In a 18 month stretch that was riddled with software and hardware problems, HTC Vive seems to have a new direction. It is no coincidence that last week was the first time the company made a power move with their newest CEO either. Yves Maître has a new vision and strategy for the company. Even though he is being guided by the executives that came before him, he has clearly put his own flair on this company. 

In fact, when asked about if there was a complete change of strategy, Maître denied. He says that “the board of directors asked me to continue on the path that was that of my predecessors, to speed things up, and possibly to redirect the strategy according to market developments. The market is dynamic and it is therefore necessary to remain flexible and reactive, it is also the strength of Asian players.”

In an exclusive interview with Usine Digitale, Maître spoke on a handful of different topics. You can hit the link to read the whole interview (we put it in the English translator for you), or you can stay right here for our favorite parts and highlights of this incredibly insightful interview. 

The Oculus business model is to offer affordable hardware and generate income on games, while you generate it on hardware …

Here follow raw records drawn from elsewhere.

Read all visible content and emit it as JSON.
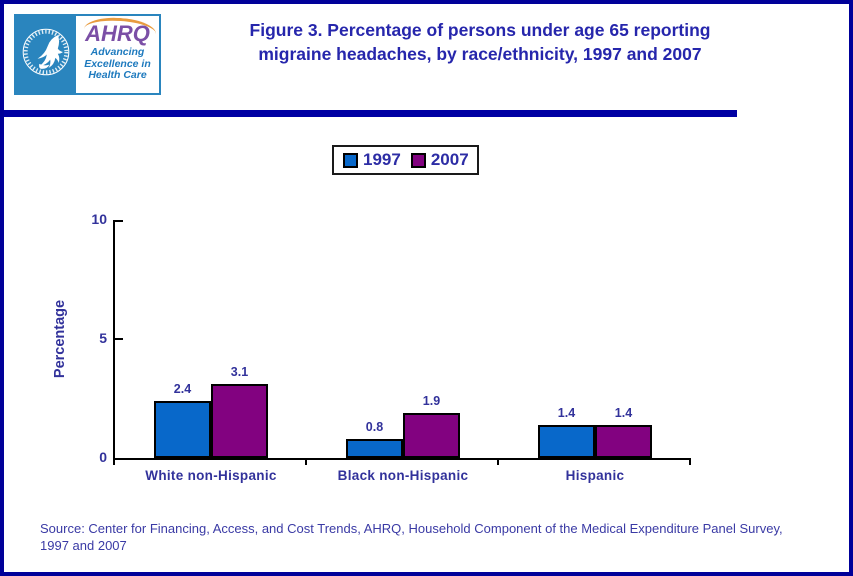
{
  "header": {
    "logo": {
      "seal": "hhs-eagle-seal",
      "wordmark": "AHRQ",
      "tagline_line1": "Advancing",
      "tagline_line2": "Excellence in",
      "tagline_line3": "Health Care"
    },
    "title_line1": "Figure 3. Percentage of persons under age 65 reporting",
    "title_line2": "migraine headaches, by race/ethnicity, 1997 and 2007"
  },
  "chart_data": {
    "type": "bar",
    "title": "Figure 3. Percentage of persons under age 65 reporting migraine headaches, by race/ethnicity, 1997 and 2007",
    "categories": [
      "White non-Hispanic",
      "Black non-Hispanic",
      "Hispanic"
    ],
    "series": [
      {
        "name": "1997",
        "color": "#0868ca",
        "values": [
          2.4,
          0.8,
          1.4
        ]
      },
      {
        "name": "2007",
        "color": "#820280",
        "values": [
          3.1,
          1.9,
          1.4
        ]
      }
    ],
    "xlabel": "",
    "ylabel": "Percentage",
    "ylim": [
      0,
      10
    ],
    "yticks": [
      0,
      5,
      10
    ],
    "grid": false,
    "legend_position": "top-center",
    "data_labels": true
  },
  "footer": {
    "source_line1": "Source: Center for Financing, Access, and Cost Trends, AHRQ, Household Component of the Medical Expenditure Panel Survey,",
    "source_line2": "1997 and 2007"
  },
  "colors": {
    "frame_border": "#000099",
    "divider_bar": "#0000a3",
    "title_text": "#2626ac",
    "chart_text": "#32329b",
    "bar_1997": "#0868ca",
    "bar_2007": "#820280",
    "logo_teal": "#2a85be",
    "logo_purple": "#7b4fa6",
    "logo_orange": "#e89c40"
  }
}
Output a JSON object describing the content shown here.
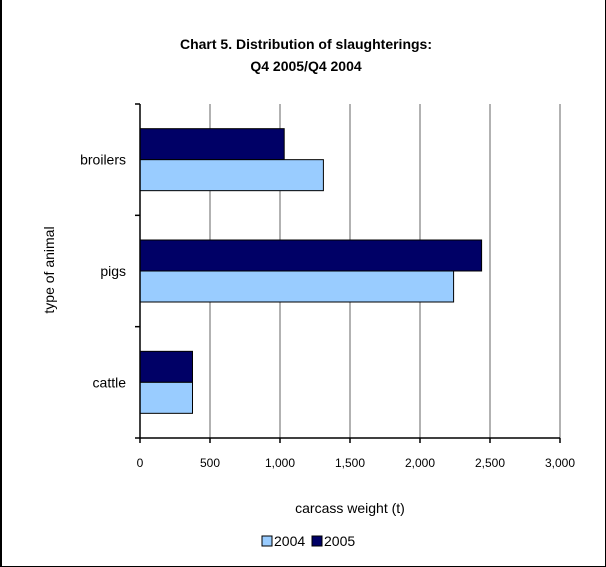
{
  "chart_data": {
    "type": "bar",
    "orientation": "horizontal",
    "title_lines": [
      "Chart 5.  Distribution of slaughterings:",
      "Q4 2005/Q4 2004"
    ],
    "categories": [
      "broilers",
      "pigs",
      "cattle"
    ],
    "series": [
      {
        "name": "2005",
        "color": "#000066",
        "values": [
          1030,
          2440,
          375
        ]
      },
      {
        "name": "2004",
        "color": "#99ccff",
        "values": [
          1310,
          2240,
          375
        ]
      }
    ],
    "xlabel": "carcass weight (t)",
    "ylabel": "type of animal",
    "xlim": [
      0,
      3000
    ],
    "xticks": [
      "0",
      "500",
      "1,000",
      "1,500",
      "2,000",
      "2,500",
      "3,000"
    ],
    "grid": "vertical",
    "legend_position": "bottom"
  }
}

On the software side, we offer a more democratic offer, with access to a whole range of games for 14.99 euros per month. They are in a game console model: they sell equipment at a loss and generate profits on the sale of games. And their equipment is designed to be sold at a loss. But I’m not criticizing, that’s what they do. We all create the market, and each has its place and its segment. For our part, we are positioning ourselves in the mid to high-end segment.

The Proton project embodies this vision for the general public?

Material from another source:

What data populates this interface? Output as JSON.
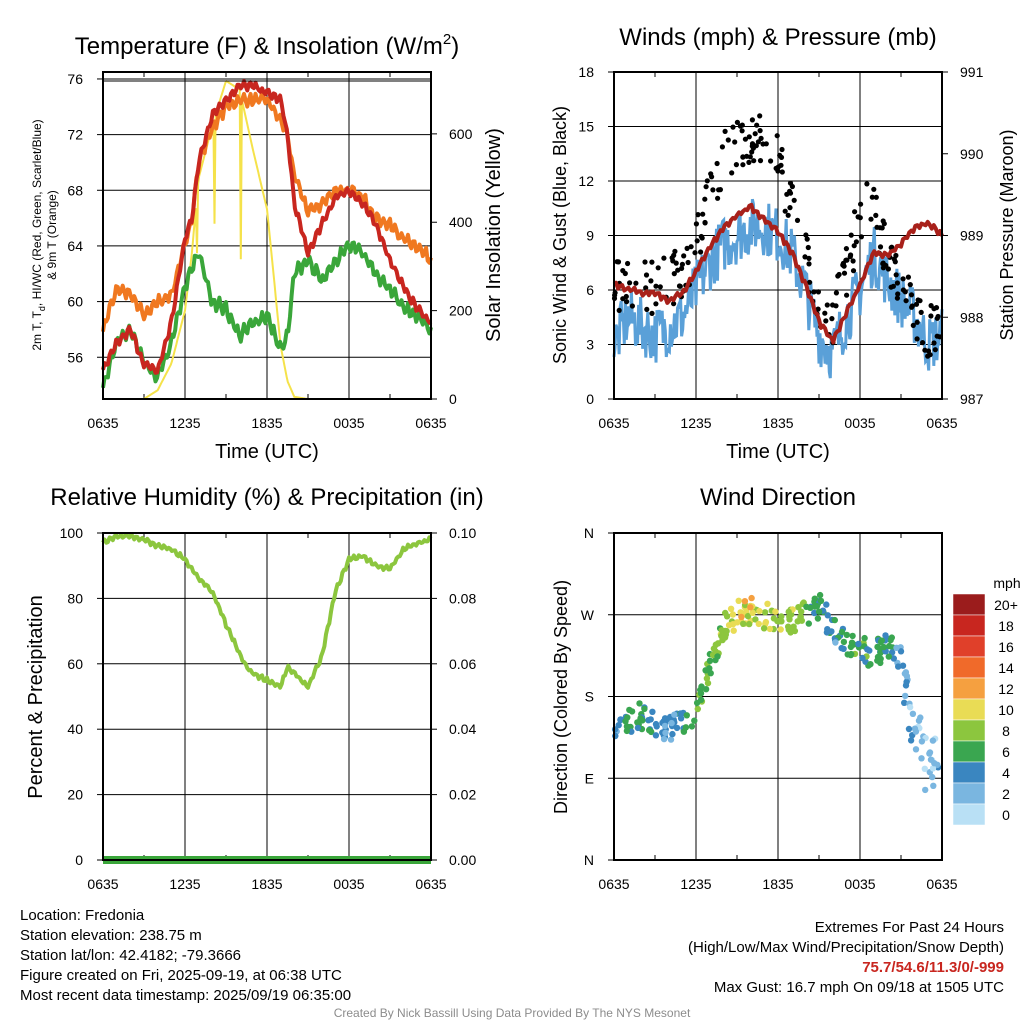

It is not a [headset], but XR 6DoF + 3DoF glasses [Editor’s note: the controller is 3DoF]. We are the first to do so. It’s a bit of a concept product, with passthrough cameras and full virtuality. We are really in this XR mode. It’s the same as the Cosmos XR but much flatter and lighter. It can be connected to a 5G module, that was what we planned to show in Barcelona. We do not intend to market it at the moment, but we are going a step further in terms of the size of the aircraft. And we’re working with a number of developers and companies on this product.

Some show him a lot of interest, with real volumes at stake. If this interest is confirmed, it is not excluded to market it. It interests the business world because it is light, less intimidating than a helmet, that from the point of view of hygiene they are more used to glasses, and that it is an XR experience and therefore less enclosing.

Will all-in-one [headsets] alone not be enough?

Our strategy is to offer an experience. I have a lot of respect for the people who make helmets, we do it ourselves, and it’s not easy. But it will become commoditized at some point. I think we are in the top in helmet experience, but we know that others will join us, and that we will fight. We will see products coming out at the end of 2020 at the beginning of 2021 which push even further, as on all the markets in creation. But experience is not just that. It includes the headset, the content, the computing power, it’s a whole.

We want to provide the best all-inclusive experience. Today it goes through a PC, tomorrow it will be through a cloud subscription. Having a great helmet but which is limited by its computing power is not interesting. Our goal is to optimize the “total cost of ownership”, but without compromising on quality. And this requires remote management of computing power, because this is where there will be significant costs. So if we cut each element, we are not the cheapest everywhere. But on the “total cost of ownership”, with the price of the helmet and the Viveport subscription, we are the best.